PALM HARBOR, Fla. (WFLA) – “Golf is a sport you can play forever. You don’t ever have to hang up your golf cleats.”
I cannot tell you who shared those words on the driving range at Innisbrook Golf Resort in Palm Harbor but I do not think you can argue with them. The sport is both ageless and limitless and that combination is perfect for this particular group of young athletes.
They are flashing their gear and they are flashing their skills, skills highlighted by their drive to overcome a disability and compete on the course.
What does Jackson Merriss, a junior golfer from Easley, South Carolina, like the most about the sport?
“Just hitting the ball so far,” he said.
His father, Todd Merriss, asked him another question, “Beating your daddy?”
“Yes!” Jackson replied with a laugh. “I like beating you.”
“You will beat me!” Todd assured his son.
The two of them are golfing buddies.
“When I get off of work,” said Todd, “I pick him up and we go to the golf course. We play a few holes and we go to the driving range and we putt. He’s, every day, ‘Can we go golfing, dad?’”
The answer is almost always “yes”.
“He just loves golf,” Todd told 8 On Your Side. “He could tell you the golfer in a heartbeat. He records it, watches it, and just lives and sleeps and eats golf.”
Jackson currently has a handful of favorite golfers.
“Phil Mickelson, Dustin Johnson, Bruce Koepka,” said Jackson.

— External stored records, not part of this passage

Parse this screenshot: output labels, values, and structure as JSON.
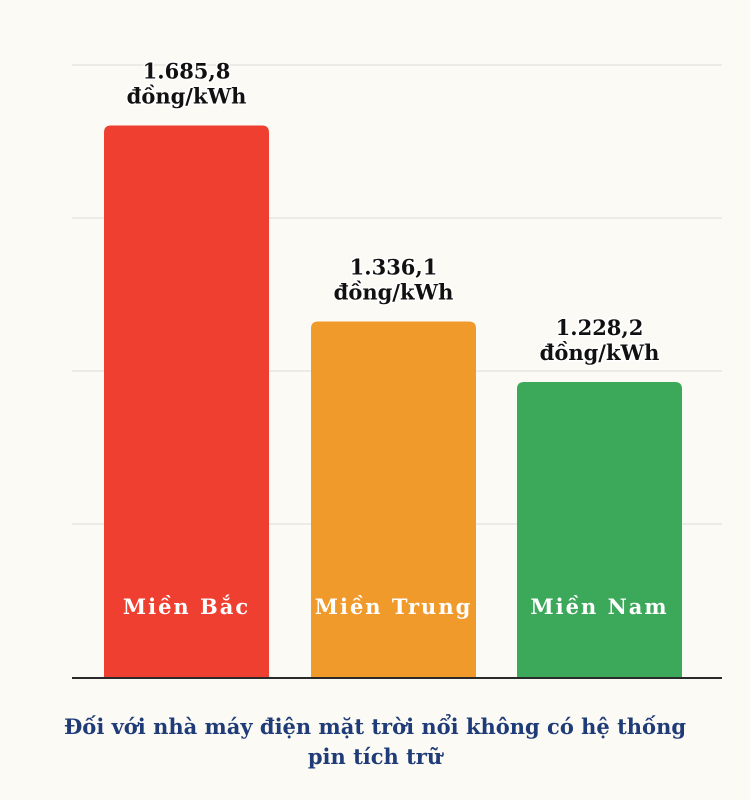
{
  "chart_data": {
    "type": "bar",
    "categories": [
      "Miền Bắc",
      "Miền Trung",
      "Miền Nam"
    ],
    "values": [
      1685.8,
      1336.1,
      1228.2
    ],
    "value_labels": [
      "1.685,8",
      "1.336,1",
      "1.228,2"
    ],
    "unit": "đồng/kWh",
    "bar_colors": [
      "#ee3f31",
      "#f19a2c",
      "#3ba85a"
    ],
    "grid": true,
    "legend": "none"
  },
  "caption": {
    "line1": "Đối với nhà máy điện mặt trời nổi không có hệ thống",
    "line2": "pin tích trữ"
  }
}
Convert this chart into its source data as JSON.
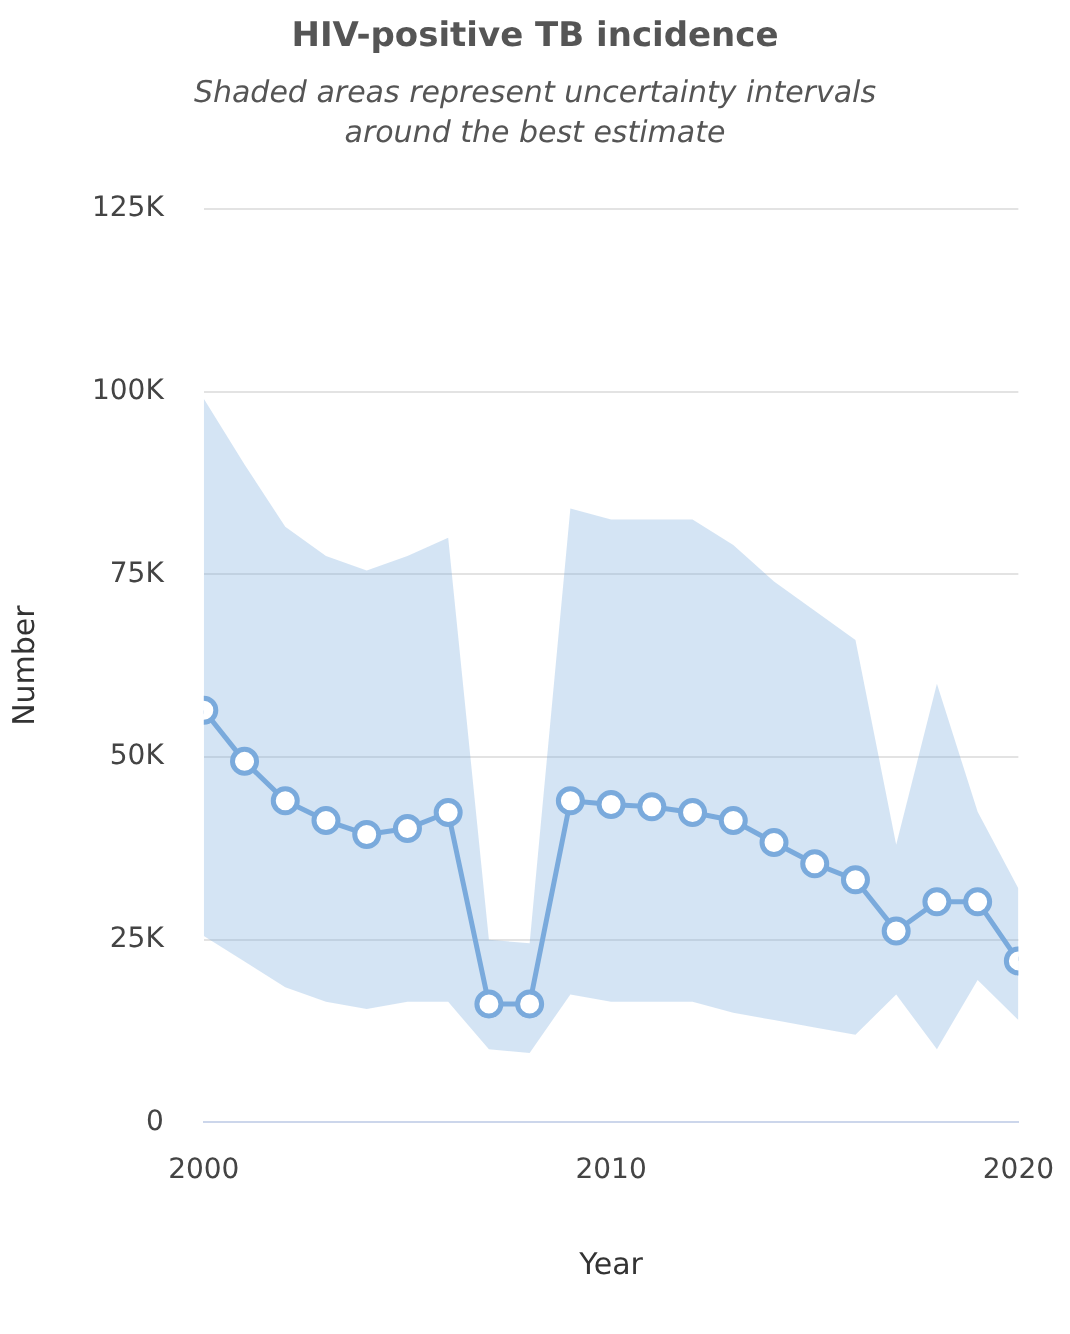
{
  "chart_data": {
    "type": "line",
    "title": "HIV-positive TB incidence",
    "subtitle": "Shaded areas represent uncertainty intervals around the best estimate",
    "xlabel": "Year",
    "ylabel": "Number",
    "x": [
      2000,
      2001,
      2002,
      2003,
      2004,
      2005,
      2006,
      2007,
      2008,
      2009,
      2010,
      2011,
      2012,
      2013,
      2014,
      2015,
      2016,
      2017,
      2018,
      2019,
      2020
    ],
    "series": [
      {
        "color": "#7aaadc",
        "values": [
          56400,
          49400,
          44000,
          41300,
          39400,
          40200,
          42400,
          16200,
          16200,
          44000,
          43500,
          43200,
          42400,
          41300,
          38300,
          35400,
          33200,
          26200,
          30200,
          30200,
          22100
        ],
        "lower": [
          25500,
          22000,
          18500,
          16500,
          15500,
          16500,
          16500,
          10000,
          9500,
          17500,
          16500,
          16500,
          16500,
          15000,
          14000,
          13000,
          12000,
          17500,
          10000,
          19500,
          14000
        ],
        "upper": [
          99000,
          90000,
          81500,
          77500,
          75500,
          77500,
          80000,
          25000,
          24500,
          84000,
          82500,
          82500,
          82500,
          79000,
          74000,
          70000,
          66000,
          38000,
          60000,
          42500,
          32000
        ]
      }
    ],
    "xlim": [
      2000,
      2020
    ],
    "xticks": [
      2000,
      2010,
      2020
    ],
    "ylim": [
      0,
      125000
    ],
    "yticks": [
      {
        "value": 0,
        "label": "0"
      },
      {
        "value": 25000,
        "label": "25K"
      },
      {
        "value": 50000,
        "label": "50K"
      },
      {
        "value": 75000,
        "label": "75K"
      },
      {
        "value": 100000,
        "label": "100K"
      },
      {
        "value": 125000,
        "label": "125K"
      }
    ],
    "grid": "y",
    "legend": false,
    "marker": "circle",
    "line_style": "solid"
  }
}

“You just named all of the golfers,” added Todd with a laugh.
“Yes,” said Jackson with a thoughtful look on his face, “there are only three now.”
Jackson is adding one more name to that impressive list, Vince Biser. He is a six-time winner of the North American One-Armed Golfer Association championship. The similarities between the two golfers are stunning.
“He has cerebral palsy just like me and pretty much same swing,” said Vince, “pretty much identical when I was that age.”
Jackson is ten years old. He shares his age and his birthday with his twin brother, Caden. The identical twins were diagnosed in the womb with Twin-Twin Transfusion Syndrome.
“The twins were connected by veins and arteries,” explained Todd.
According to the Cincinnati Children’s Hospital Medical Center, the condition occurs in pregnancies “when identical twins share a placenta. Abnormal blood vessel connections form in the placenta and allow blood to flow unevenly between the babies. One twin, called the donor, becomes dehydrated and the other twin, called the recipient, develops high blood pressure.”
“So, at 16 weeks, we went to Cincinnati and had fetal surgery,” Todd said.
Jackson and Caden were born prematurely and Jackson suffered from multiple complications. The doctors did not know if he would survive.
“They asked us on the third day if we wanted to pull the cord on the ventilator because he would probably never walk or talk or know us and we couldn’t do that,” said Todd.
Todd and his wife would not do it and, now, Jackson is meeting Vince ahead of a championship round of golf featuring athletes who can relate to his disability.
“You got the best players in the world, one-armed players in the world, standing out here in the heat playing with these kids, hitting shots, getting them fired up,” said Dan Aldrich, the president of the North American One-Armed Golfer Association.
Dan is the man behind the plan to introduce the experienced golfers to the junior golfers. He lost the use of his left arm in a water skiing accident when he was a teenager. He says, after that accident, he found himself on the golf course.
“We know how powerful that is,” Dan said. “It is not just playing golf. It gives them a confidence. It shows them, man, if I can do this, I can do anything. It is pretty awesome.”